Ela meditou por três minutos. Não era uma meditação fúnebre, e muito menos era o número três o seu número da sorte, mas, dessa vez, ela acertara em cheio:
- Como você pode ter certeza de a obrigação que agora você sente em me matar para me punir não é algo apenas fruto da sua mente?
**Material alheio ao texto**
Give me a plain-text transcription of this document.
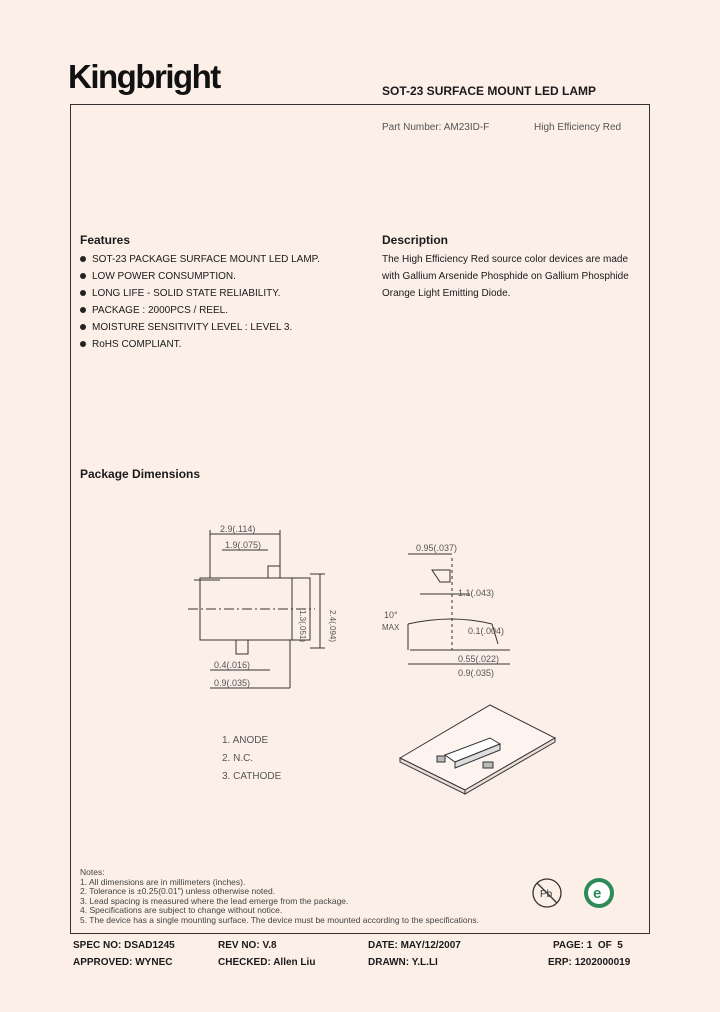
Kingbright	SOT-23 SURFACE MOUNT LED LAMP
Part Number: AM23ID-F	High Efficiency Red
Features
SOT-23 PACKAGE SURFACE MOUNT LED LAMP.
LOW POWER CONSUMPTION.
LONG LIFE - SOLID STATE RELIABILITY.
PACKAGE : 2000PCS / REEL.
MOISTURE SENSITIVITY LEVEL : LEVEL 3.
RoHS COMPLIANT.
Description
The High Efficiency Red source color devices are made
with Gallium Arsenide Phosphide on Gallium Phosphide
Orange Light Emitting Diode.
Package Dimensions
2.9(.114)
1.9(.075)
0.4(.016)
0.9(.035)
2.4(.094)
1.3(.051)
0.95(.037)
1.1(.043)
10°
MAX	0.1(.004)
0.55(.022)
0.9(.035)
1. ANODE
2. N.C.
3. CATHODE
Notes:
1. All dimensions are in millimeters (inches).
2. Tolerance is ±0.25(0.01") unless otherwise noted.
3. Lead spacing is measured where the lead emerge from the package.
4. Specifications are subject to change without notice.
5. The device has a single mounting surface. The device must be mounted according to the specifications.
Pb	e
SPEC NO: DSAD1245	REV NO: V.8	DATE: MAY/12/2007	PAGE: 1  OF  5
APPROVED: WYNEC	CHECKED: Allen Liu	DRAWN: Y.L.LI	ERP: 1202000019
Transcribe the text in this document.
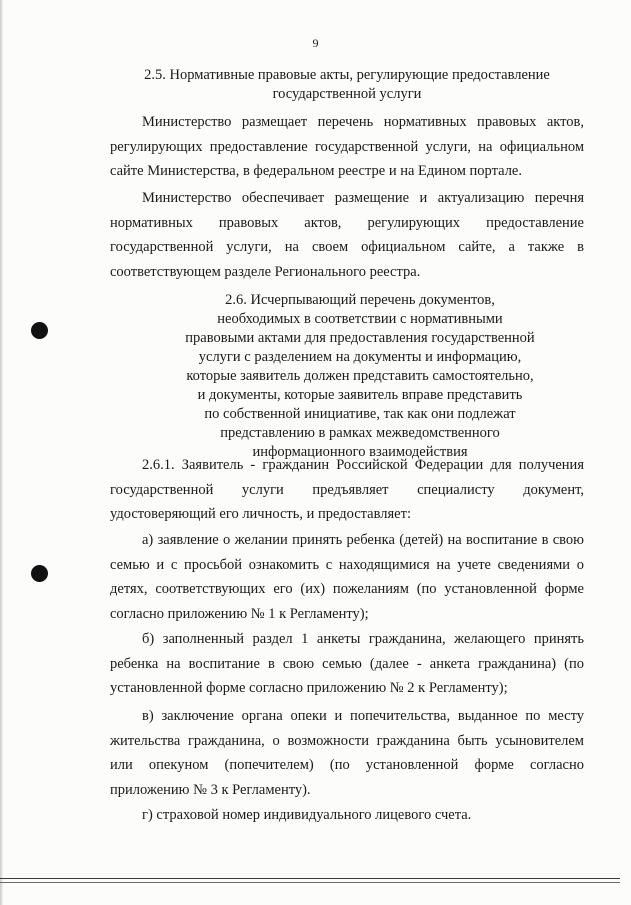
9
2.5. Нормативные правовые акты, регулирующие предоставление
государственной услуги
Министерство размещает перечень нормативных правовых актов, регулирующих предоставление государственной услуги, на официальном сайте Министерства, в федеральном реестре и на Едином портале.
Министерство обеспечивает размещение и актуализацию перечня нормативных правовых актов, регулирующих предоставление государственной услуги, на своем официальном сайте, а также в соответствующем разделе Регионального реестра.
2.6. Исчерпывающий перечень документов,
необходимых в соответствии с нормативными
правовыми актами для предоставления государственной
услуги с разделением на документы и информацию,
которые заявитель должен представить самостоятельно,
и документы, которые заявитель вправе представить
по собственной инициативе, так как они подлежат
представлению в рамках межведомственного
информационного взаимодействия
2.6.1. Заявитель - гражданин Российской Федерации для получения государственной услуги предъявляет специалисту документ, удостоверяющий его личность, и предоставляет:
а) заявление о желании принять ребенка (детей) на воспитание в свою семью и с просьбой ознакомить с находящимися на учете сведениями о детях, соответствующих его (их) пожеланиям (по установленной форме согласно приложению № 1 к Регламенту);
б) заполненный раздел 1 анкеты гражданина, желающего принять ребенка на воспитание в свою семью (далее - анкета гражданина) (по установленной форме согласно приложению № 2 к Регламенту);
в) заключение органа опеки и попечительства, выданное по месту жительства гражданина, о возможности гражданина быть усыновителем или опекуном (попечителем) (по установленной форме согласно приложению № 3 к Регламенту).
г) страховой номер индивидуального лицевого счета.
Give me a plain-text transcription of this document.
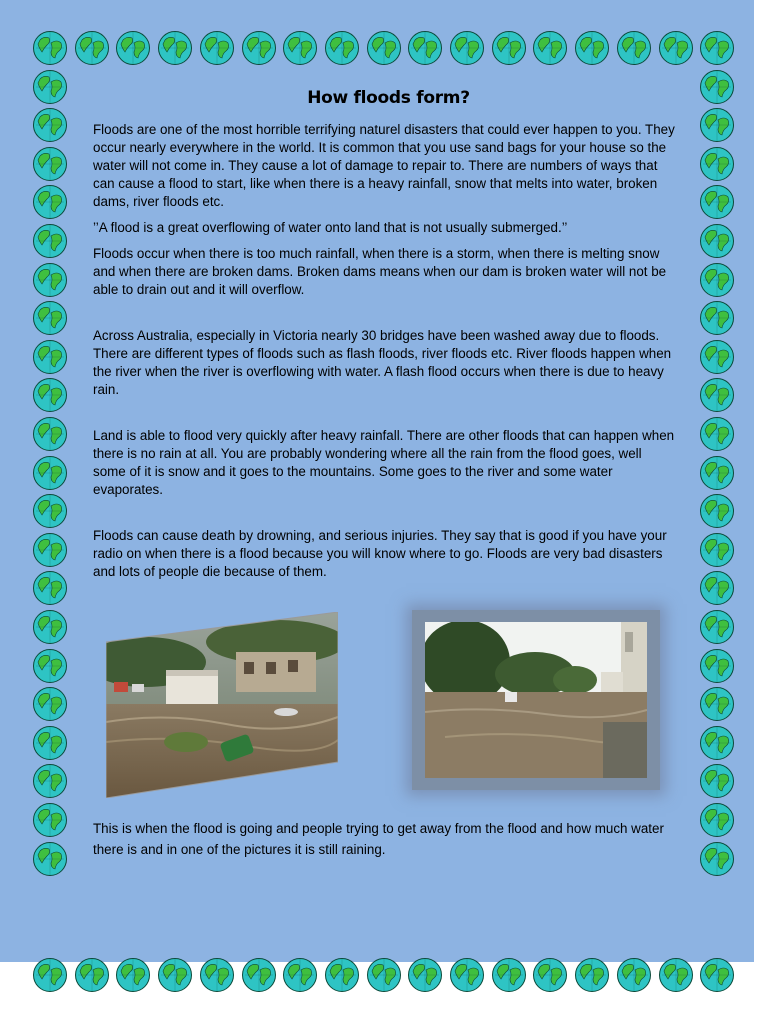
How floods form?

Floods are one of the most horrible terrifying naturel disasters that could ever happen to you. They occur nearly everywhere in the world. It is common that you use sand bags for your house so the water will not come in. They cause a lot of damage to repair to. There are numbers of ways that can cause a flood to start, like when there is a heavy rainfall, snow that melts into water, broken dams, river floods etc.

’’A flood is a great overflowing of water onto land that is not usually submerged.’’

Floods occur when there is too much rainfall, when there is a storm, when there is melting snow and when there are broken dams. Broken dams means when our dam is broken water will not be able to drain out and it will overflow.

Across Australia, especially in Victoria nearly 30 bridges have been washed away due to floods. There are different types of floods such as flash floods, river floods etc. River floods happen when the river when the river is overflowing with water. A flash flood occurs when there is due to heavy rain.

Land is able to flood very quickly after heavy rainfall. There are other floods that can happen when there is no rain at all. You are probably wondering where all the rain from the flood goes, well some of it is snow and it goes to the mountains. Some goes to the river and some water evaporates.

Floods can cause death by drowning, and serious injuries. They say that is good if you have your radio on when there is a flood because you will know where to go. Floods are very bad disasters and lots of people die because of them.

This is when the flood is going and people trying to get away from the flood and how much water there is and in one of the pictures it is still raining.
- Como? – ele não havia entendido.
- Digo, você está certo de suas convicções? Você tem certeza que o que você está preste a fazer é exatamente o que espera-se que você faça nessas situações? Você tem certeza de que isso não é uma criação sua?
- Criação? E eu lá sou algum tipo de artista? – debochou.
- Você terá coragem de me matar mesmo sabendo que você pode estar apenas construindo tudo isso na sua cabecinha de jiló?
Silêncio.
- Nesse exato instante – ela continuou – eu posso estar muito bem sentada aqui do seu lado, nesse sofá, como estou agora, mas, ao invés de discutirmos a minha punição, podemos estar conversando sobre as sete maravilhas do mundo. Sete maravilhas deve ser escrito com iniciais maiúsculas?
- Não, eu acho que não.
- Ah, sim, obrigado. Bom, nós podemos muito bem estar agora tendo uma conversa muito cara aos casais da nossa idade, mas na verdade você pode estar ouvindo e criando e construindo coisas diferentes do que a realidade lhe diz. Você pode estar tendo percepções diferentes.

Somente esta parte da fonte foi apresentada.